Ralph and Charles were soul mates. They came from completely different backgrounds—my father the son of a Russian Jewish immigrant who made good and sent my father to an Ivy League college, Ralph the son of a Pentecostal mother who spoke in tongues and a father raised dirt poor in the hills of Alabama with ancestors who fought in the Civil War and possibly the American Revolution—yet they recognized themselves in each other from their first meeting.

They liked to schmooze as my father called their never-ending conversations about business and politics. Again, it would seem they had little in common. My father ran the business his father had started; Ralph was an entrepreneur just starting his real estate business when they met; my father was a Nixon republican, Ralph still a socialist when I introduced them. Nevertheless they talked and they talked and they talked, often loudly though never angrily, into the wee hours long after my mother and I had gone to bed. No doubt they were fueled by scotch, my father’s drink of choice, which he introduced to Ralph.

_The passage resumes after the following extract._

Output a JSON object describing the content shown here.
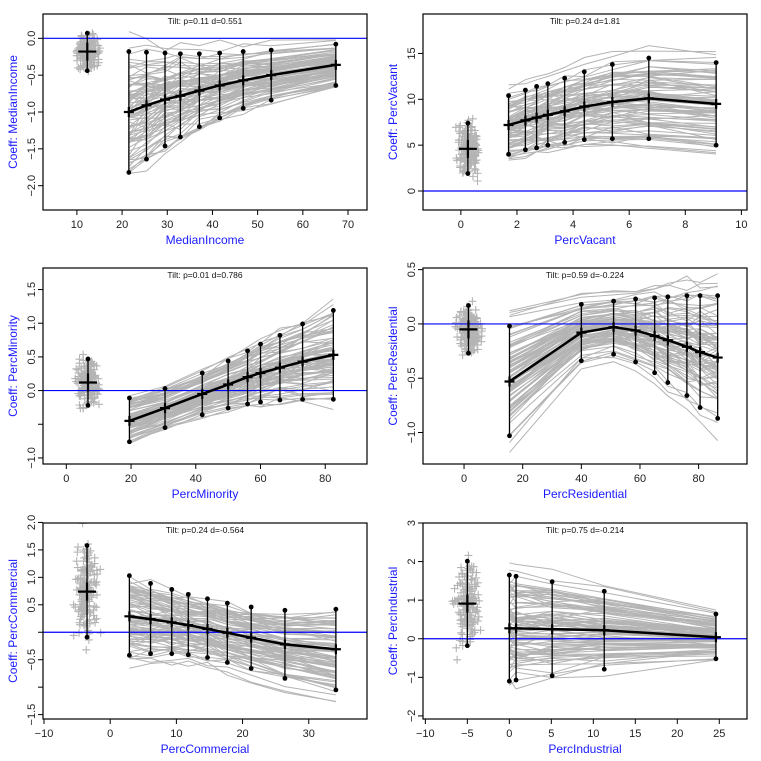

After a restaurant dinner with my parents months before Ralph and I ever discussed marriage, Ralph told me that my father had proposed while I was in the ladies room. My father used my absence as an opportunity to tell Ralph he would be very happy to have him as a son-in-law. I am not sure how Ralph responded.

Of course I was pleased that my father approved of my choice in husbands, but I admit I was also a bit jealous that my father clearly enjoyed Ralph’s company more than mine. I can only imagine what my brothers felt witnessing Ralph and Charles’s rapport, a rapport they did not have as Charles’s sons.

As for Ralph—whose own father, a skilled but uneducated mechanic, was a master sergeant when he retired after twenty years in the air force and never quite adapted to life as a civilian—he suddenly had the father he’d always wanted. He listened to my father’s advice with rapt attention. He lapped up the affection and praise.

And when my father died at 73, Ralph mourned much more deeply than he had when his own father died.

Months later, a whippoorwill settle outside our bedroom window at the farm and Ralph and I began to joke that the bird was my father’s reincarnation keeping us up at night . It was a comforting joke, an intimacy I look back to now with nostalgia, but it was a joke, a way to ignore or minimize sorrow.

Since Ralph’s cognitive impairment began, my father has loomed larger in his memory. As I have mentioned before, Ralph only holds onto happy memories these days. And his memories of my father are among his happiest. In the last few years he has decided that my father’s old marble top bar, now in our small formal parlor, is haunted by my father. In a good way of course. At least several times a week he calls me to come into the room because he senses my father’s presence.

Pre-MCI Ralph might have joked about a whippoorwill, but he is completely sincere now. And his belief is NOT a case of dementia. It is a case of affection so strong that it has taken a shape or at least a form. For all the negatives of Alzheimer’s, Ralph’s ability to feel purely is really a joy. And I am a little envious of his relationship with my father all over again.